Наконец они достигли последнего из постоянных мостов и пересекли короткое плато, подойдя к дымящимся развалинам моста, который паршенди уничтожили прошлой ночью. Как это у них получается, во время сверхшторма? Сегодня, слушая солдат, он понял, что они говорят о паршенди с ненавистью, гневом и немалым уважением. Паршенди совсем не походили на ленивых и недалеких, почти немых паршменов, работавших по всему Рошару. Паршенди — воины, и достаточно умелые. Нелепость происходящего в очередной раз ударила Каладина. Паршмены? Сражающиеся? В голове не укладывалось.

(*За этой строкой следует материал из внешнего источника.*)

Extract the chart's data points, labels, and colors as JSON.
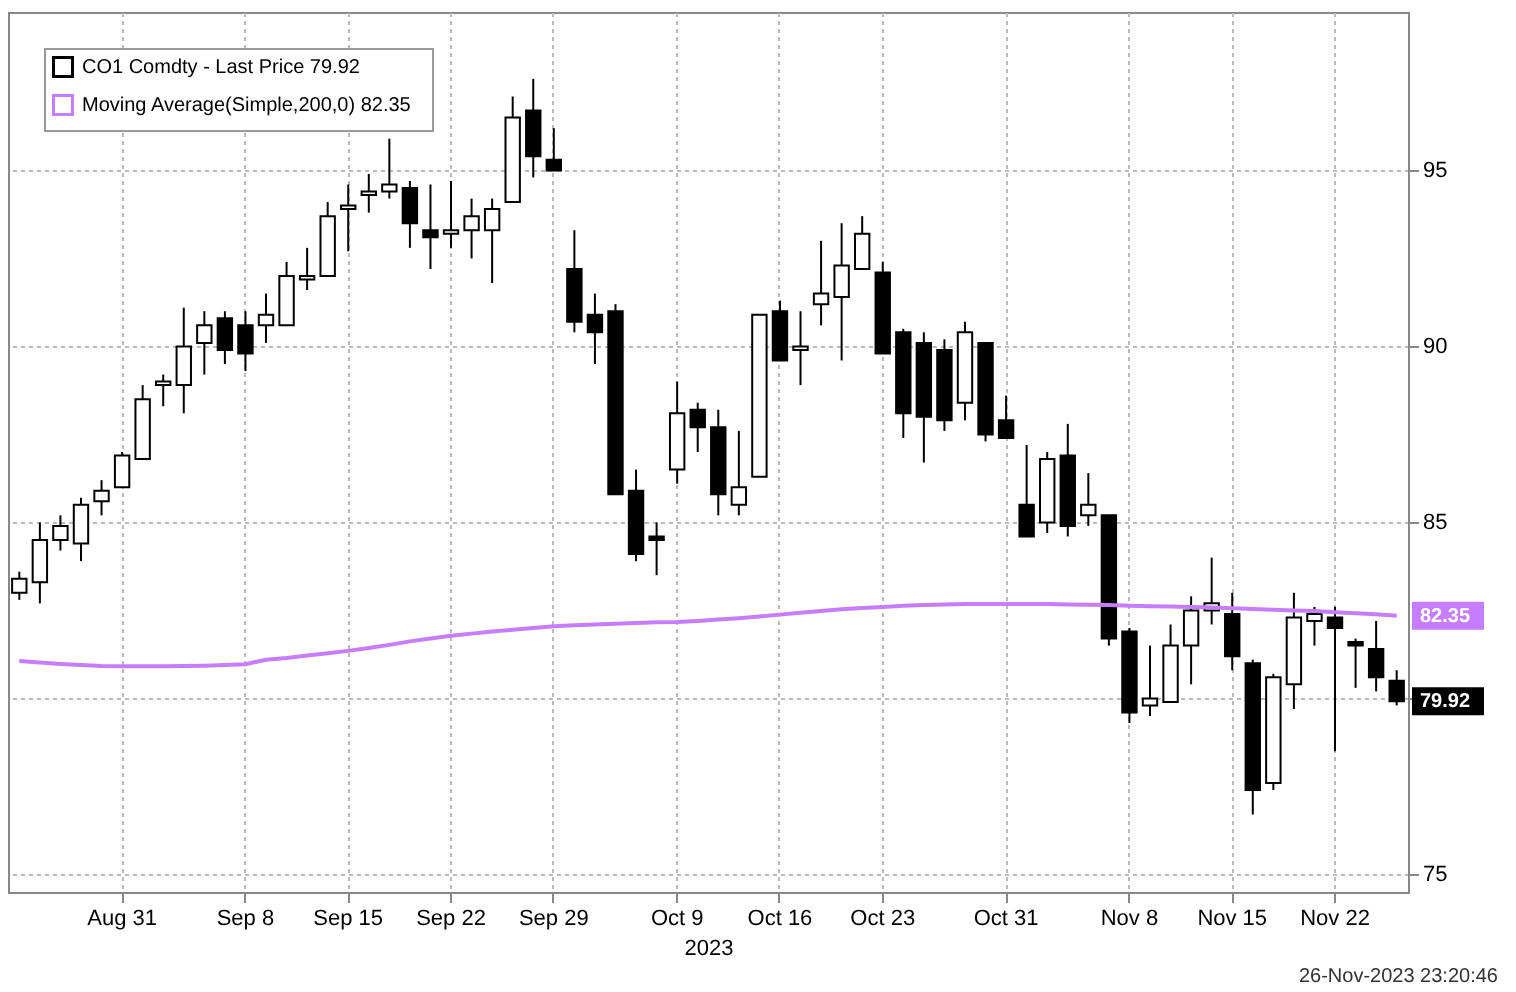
{
  "chart_data": {
    "type": "candlestick",
    "xlabel": "2023",
    "legend": "top left",
    "grid": true,
    "ylim": [
      74.5,
      99.5
    ],
    "yticks": [
      75,
      {
        "value": 80,
        "label": null
      },
      85,
      90,
      95
    ],
    "categories": [
      null,
      null,
      null,
      null,
      null,
      "Aug 31",
      null,
      null,
      null,
      null,
      null,
      "Sep 8",
      null,
      null,
      null,
      null,
      "Sep 15",
      null,
      null,
      null,
      null,
      "Sep 22",
      null,
      null,
      null,
      null,
      "Sep 29",
      null,
      null,
      null,
      null,
      null,
      "Oct 9",
      null,
      null,
      null,
      null,
      "Oct 16",
      null,
      null,
      null,
      null,
      "Oct 23",
      null,
      null,
      null,
      null,
      null,
      "Oct 31",
      null,
      null,
      null,
      null,
      null,
      "Nov 8",
      null,
      null,
      null,
      null,
      "Nov 15",
      null,
      null,
      null,
      null,
      "Nov 22",
      null,
      null,
      null
    ],
    "series": [
      {
        "name": "CO1 Comdty - Last Price   79.92",
        "color": "#000000",
        "ohlc": [
          [
            83.0,
            83.6,
            82.8,
            83.4
          ],
          [
            83.3,
            85.0,
            82.7,
            84.5
          ],
          [
            84.5,
            85.2,
            84.2,
            84.9
          ],
          [
            84.4,
            85.7,
            83.9,
            85.5
          ],
          [
            85.6,
            86.2,
            85.2,
            85.9
          ],
          [
            86.0,
            87.0,
            86.0,
            86.9
          ],
          [
            86.8,
            88.9,
            86.8,
            88.5
          ],
          [
            88.9,
            89.2,
            88.3,
            89.0
          ],
          [
            88.9,
            91.1,
            88.1,
            90.0
          ],
          [
            90.1,
            91.0,
            89.2,
            90.6
          ],
          [
            90.8,
            91.0,
            89.5,
            89.9
          ],
          [
            90.6,
            91.0,
            89.3,
            89.8
          ],
          [
            90.6,
            91.5,
            90.1,
            90.9
          ],
          [
            90.6,
            92.4,
            90.6,
            92.0
          ],
          [
            91.9,
            92.8,
            91.6,
            92.0
          ],
          [
            92.0,
            94.1,
            92.0,
            93.7
          ],
          [
            93.9,
            94.6,
            92.7,
            94.0
          ],
          [
            94.3,
            94.9,
            93.8,
            94.4
          ],
          [
            94.4,
            95.9,
            94.2,
            94.6
          ],
          [
            94.5,
            94.7,
            92.8,
            93.5
          ],
          [
            93.3,
            94.6,
            92.2,
            93.1
          ],
          [
            93.2,
            94.7,
            92.8,
            93.3
          ],
          [
            93.3,
            94.2,
            92.5,
            93.7
          ],
          [
            93.3,
            94.2,
            91.8,
            93.9
          ],
          [
            94.1,
            97.1,
            94.1,
            96.5
          ],
          [
            96.7,
            97.6,
            94.8,
            95.4
          ],
          [
            95.3,
            96.2,
            95.0,
            95.0
          ],
          [
            92.2,
            93.3,
            90.4,
            90.7
          ],
          [
            90.9,
            91.5,
            89.5,
            90.4
          ],
          [
            91.0,
            91.2,
            85.8,
            85.8
          ],
          [
            85.9,
            86.5,
            83.9,
            84.1
          ],
          [
            84.6,
            85.0,
            83.5,
            84.5
          ],
          [
            86.5,
            89.0,
            86.1,
            88.1
          ],
          [
            88.2,
            88.4,
            87.0,
            87.7
          ],
          [
            87.7,
            88.2,
            85.2,
            85.8
          ],
          [
            85.5,
            87.6,
            85.2,
            86.0
          ],
          [
            86.3,
            90.9,
            86.3,
            90.9
          ],
          [
            91.0,
            91.3,
            89.6,
            89.6
          ],
          [
            89.9,
            91.0,
            88.9,
            90.0
          ],
          [
            91.2,
            93.0,
            90.6,
            91.5
          ],
          [
            91.4,
            93.5,
            89.6,
            92.3
          ],
          [
            92.2,
            93.7,
            92.2,
            93.2
          ],
          [
            92.1,
            92.4,
            89.8,
            89.8
          ],
          [
            90.4,
            90.5,
            87.4,
            88.1
          ],
          [
            90.1,
            90.4,
            86.7,
            88.0
          ],
          [
            89.9,
            90.2,
            87.6,
            87.9
          ],
          [
            88.4,
            90.7,
            87.9,
            90.4
          ],
          [
            90.1,
            90.1,
            87.3,
            87.5
          ],
          [
            87.9,
            88.6,
            87.4,
            87.4
          ],
          [
            85.5,
            87.2,
            84.6,
            84.6
          ],
          [
            85.0,
            87.0,
            84.7,
            86.8
          ],
          [
            86.9,
            87.8,
            84.6,
            84.9
          ],
          [
            85.2,
            86.4,
            84.9,
            85.5
          ],
          [
            85.2,
            85.2,
            81.5,
            81.7
          ],
          [
            81.9,
            82.0,
            79.3,
            79.6
          ],
          [
            79.8,
            81.5,
            79.5,
            80.0
          ],
          [
            79.9,
            82.1,
            79.9,
            81.5
          ],
          [
            81.5,
            82.9,
            80.4,
            82.5
          ],
          [
            82.5,
            84.0,
            82.1,
            82.7
          ],
          [
            82.4,
            83.0,
            80.8,
            81.2
          ],
          [
            81.0,
            81.1,
            76.7,
            77.4
          ],
          [
            77.6,
            80.7,
            77.4,
            80.6
          ],
          [
            80.4,
            83.0,
            79.7,
            82.3
          ],
          [
            82.2,
            82.6,
            81.5,
            82.4
          ],
          [
            82.3,
            82.6,
            78.5,
            82.0
          ],
          [
            81.6,
            81.7,
            80.3,
            81.5
          ],
          [
            81.4,
            82.2,
            80.2,
            80.6
          ],
          [
            80.5,
            80.8,
            79.8,
            79.92
          ]
        ]
      },
      {
        "name": "Moving Average(Simple,200,0)   82.35",
        "type": "line",
        "color": "#c77dff",
        "values": [
          81.06,
          81.02,
          80.98,
          80.95,
          80.92,
          80.91,
          80.91,
          80.91,
          80.92,
          80.93,
          80.95,
          80.97,
          81.1,
          81.15,
          81.22,
          81.28,
          81.35,
          81.43,
          81.52,
          81.62,
          81.7,
          81.78,
          81.84,
          81.9,
          81.95,
          82.0,
          82.05,
          82.08,
          82.1,
          82.12,
          82.14,
          82.16,
          82.17,
          82.2,
          82.24,
          82.28,
          82.33,
          82.38,
          82.43,
          82.48,
          82.53,
          82.57,
          82.6,
          82.63,
          82.65,
          82.67,
          82.68,
          82.68,
          82.68,
          82.68,
          82.68,
          82.67,
          82.66,
          82.65,
          82.63,
          82.62,
          82.61,
          82.6,
          82.58,
          82.56,
          82.54,
          82.52,
          82.5,
          82.48,
          82.45,
          82.42,
          82.39,
          82.35
        ]
      }
    ],
    "annotations": [
      "79.92",
      "82.35",
      "26-Nov-2023 23:20:46"
    ]
  }
}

Четвертый Мост и все остальные опустили ношу на землю и перекрыли пропасть в самом узком месте. Его люди упали на землю рядом с мостом, отдыхая, пока армия шла вперед. Каладин почти присоединился к ним — колени уже согнулись в ожидании.

Нет, решил он, выпрямляясь. Я буду стоять.

Глупый жест. Почти никто из бригадников даже не заметил его. А один, Моаш, выругался. Но Каладин принял решение и упрямо держался его, сцепив руки за спиной и стоя как на параде, пока армия пересекала пропасть.

— Эй, маленький мостовик! — крикнул солдат, ожидавший своей очереди. — Хочешь выглядеть как настоящий солдат, а?

Каладин повернулся к нему, крепкому человеку с темно-коричневыми глазами и руками толщиной с бедро обычного человека. Командир взвода, судя по узлам на плечах кожаного жилета. Когда-то у Каладина тоже были такие узлы.